Gary Mazzone, the father of Stafford/Somers/East Windsor coach Brian Mazzone, was one of of the victims in Wednesday’s B-17 crash at Bradley Airport.
Seven people lost their lives and numerous others injured when a vintage World War II-era bomber crashed shortly after takeoff.
Mazzone served the Vernon Police Department for 22 years. He was hired Aug. 2, 1976 and retired September 23, 1998. Mazzone had a distinguished career and was a graduate of the FBI National Academy.
Vernon police received confirmation of his death Wednesday evening. Brian Mazzone eulogized his father in an Instagram post on the Stafford football account. He was the father of three children, including Brian, and stepfather to two.
“My dad followed our athletics our entire lives,” Brian Mazzone wrote. “But I don’t think anything ever gave my dad as much joy as following the Bulldogs.
“…He was almost [at] every game, postgame meeting, banquet, and he’d even stop in for practice. He also developed so many wonderful relationships with so many of you great people. He truly did care about you and your sons. I’m heartbroken.”
Several local football programs offered their condolences and support on social media, including friend Erick Knickerbocker, the head coach at Rockville, who coached alongside Mazzone at Ellington.

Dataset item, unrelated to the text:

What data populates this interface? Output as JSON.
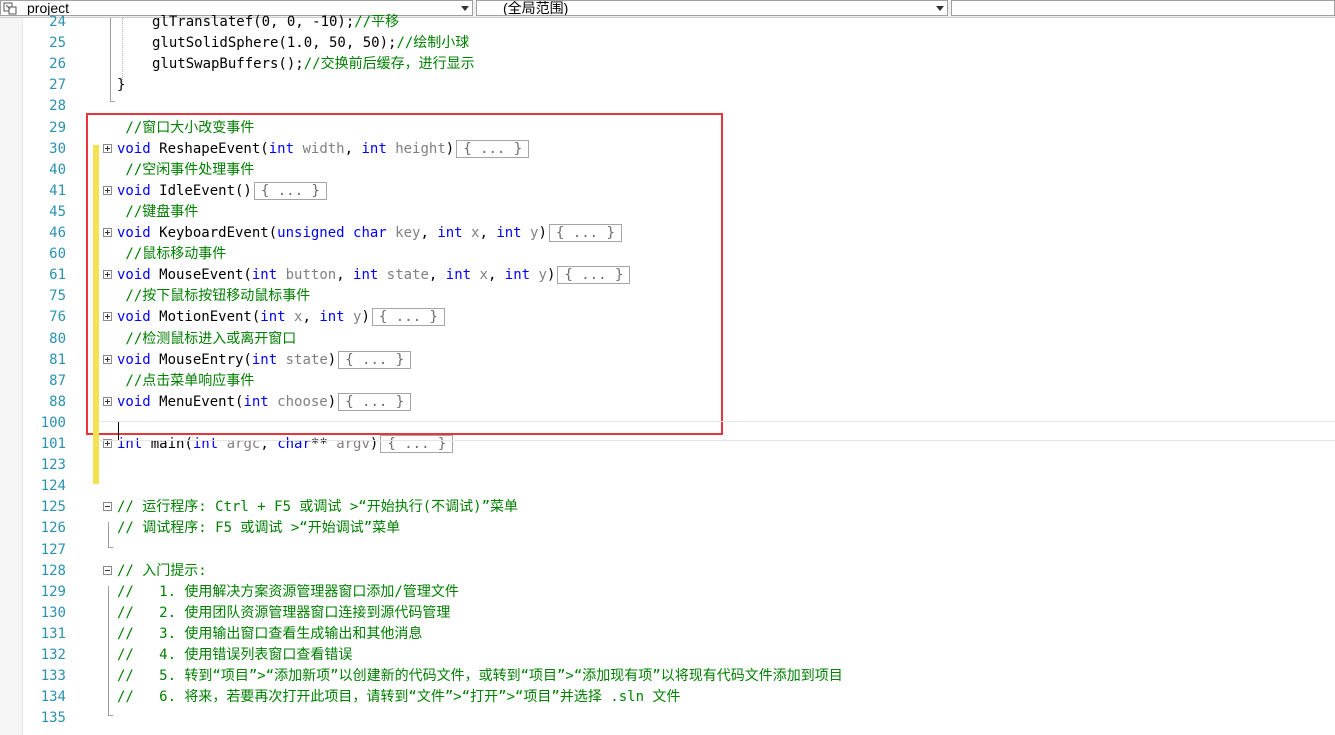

Rockville Football sends our condolences to Brian, his family and the entire Stafford Football Family. Gary was at every game and loved HS Footballl, and was proud as hell of his Son @brian_mazzone https://t.co/82FWWeg2oP
— Rockville Rams High School Football (@TheRockFootball) October 3, 2019
We have your back, Coach.
— Bears HS Football (@GMHSFootball860) October 3, 2019
After retiring from Vernon police, Gary Mazzone worked as an Inspector within the Connecticut Division of Criminal Justice. He retired from the state in January 2019.
“Mazzone spent over 42 years in law enforcement serving the town and the state,” said Vernon Police Chied Chief James L. Kenny. “He had a special relationship with Special Olympics Connecticut and is a member of their hall of fame. As recent as last month, he was still supporting VPD’s efforts with Special Olympics.”
Mazzone lived with his wife, Joan, in East Windsor.
The Boeing B-17, a World War II bomber plane, crashed at the end of Runway 6 while trying to land on the tarmac around 10 a.m., according to the Federal Aviation Administration.
The 74-year-old plane, which carried 10 passengers and three crew members, crashed into a de-icing building and burst into flames on impact, sending heavy black smoke high into the air, visible for miles around the airport.
Connecticut Department of Emergency Services and Public Protection Commissioner James Rovella said during a press conference Wednesday night that seven people were killed in the crash and that six survivors from the plane were in “varying medical conditions” from minor to critical. An airport employee was also injured in the crash, Rovella said.
Reports from Hearst Connecticut Media have been included in this story.